Blend the Separated: Mixture of Synergistic Experts for Data-Scarcity Drug-Target Interaction Prediction
Xinlong Zhai, Chunchen Wang, Ruijia Wang, Jiazheng Kang, Shujie Li, Boyu Chen, Tengfei Ma, Zikai Zhou, Cheng Yang, Chuan Shi
TL;DR
This paper tackles drug-target interaction prediction under data scarcity by introducing MoseDTI, a mixture of synergistic experts with an adaptive gating mechanism. The extrinsic expert leverages knowledge graph embeddings from unlabeled data, while the intrinsic expert encodes drugs and targets from structural and sequence information, and a gating model intelligently fuses their predictions. Crucially, the two experts mutually supervise each other through pseudo-labeling to exploit abundant unlabeled data, enabling robust performance even when one data perspective is missing or labels are scarce. Empirical results across multiple real-world datasets demonstrate significant improvements over state-of-the-art, with up to 53.53% gains in few-shot settings and strong generalization when data is abundant.
Abstract
Drug-target interaction prediction (DTI) is essential in various applications including drug discovery and clinical application. There are two perspectives of input data widely used in DTI prediction: Intrinsic data represents how drugs or targets are constructed, and extrinsic data represents how drugs or targets are related to other biological entities. However, any of the two perspectives of input data can be scarce for some drugs or targets, especially for those unpopular or newly discovered.
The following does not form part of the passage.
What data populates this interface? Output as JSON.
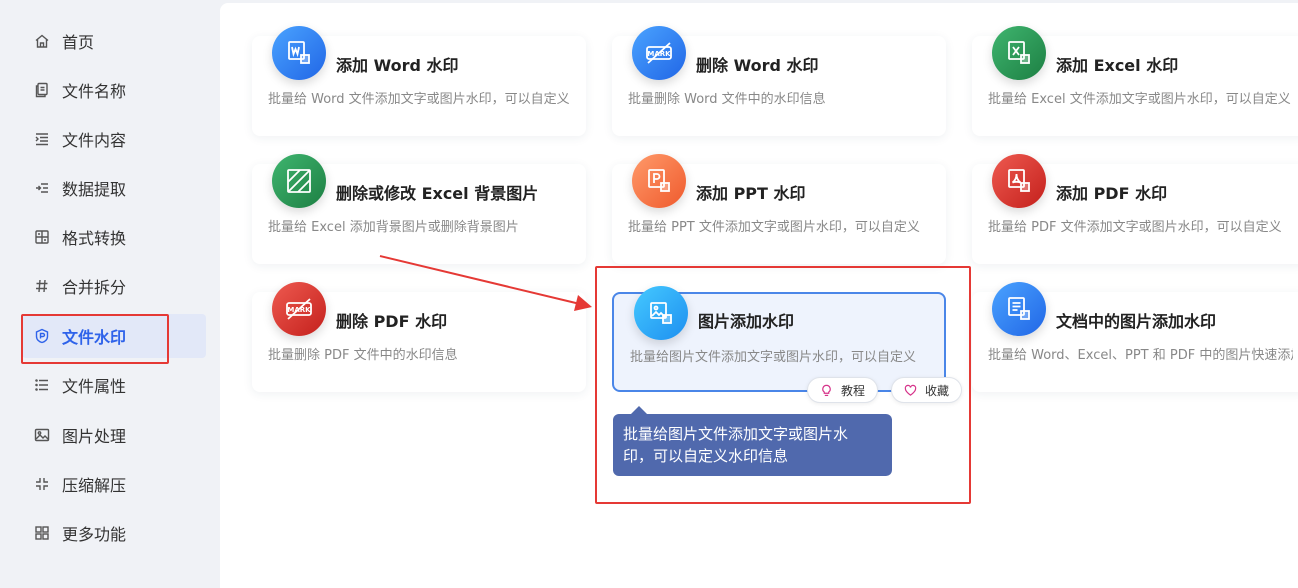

Furthermore, ground-truth labels for specific interaction types can also be scarce. Therefore, we propose the first method to tackle DTI prediction under input data and/or label scarcity. To make our model functional when only one perspective of input data is available, we design two separate experts to process intrinsic and extrinsic data respectively and fuse them adaptively according to different samples. Furthermore, to make the two perspectives complement each other and remedy label scarcity, two experts synergize with each other in a mutually supervised way to exploit the enormous unlabeled data. Extensive experiments on 3 real-world datasets under different extents of input data scarcity and/or label scarcity demonstrate our model outperforms states of the art significantly and steadily, with a maximum improvement of 53.53%. We also test our model without any data scarcity and it still outperforms current methods.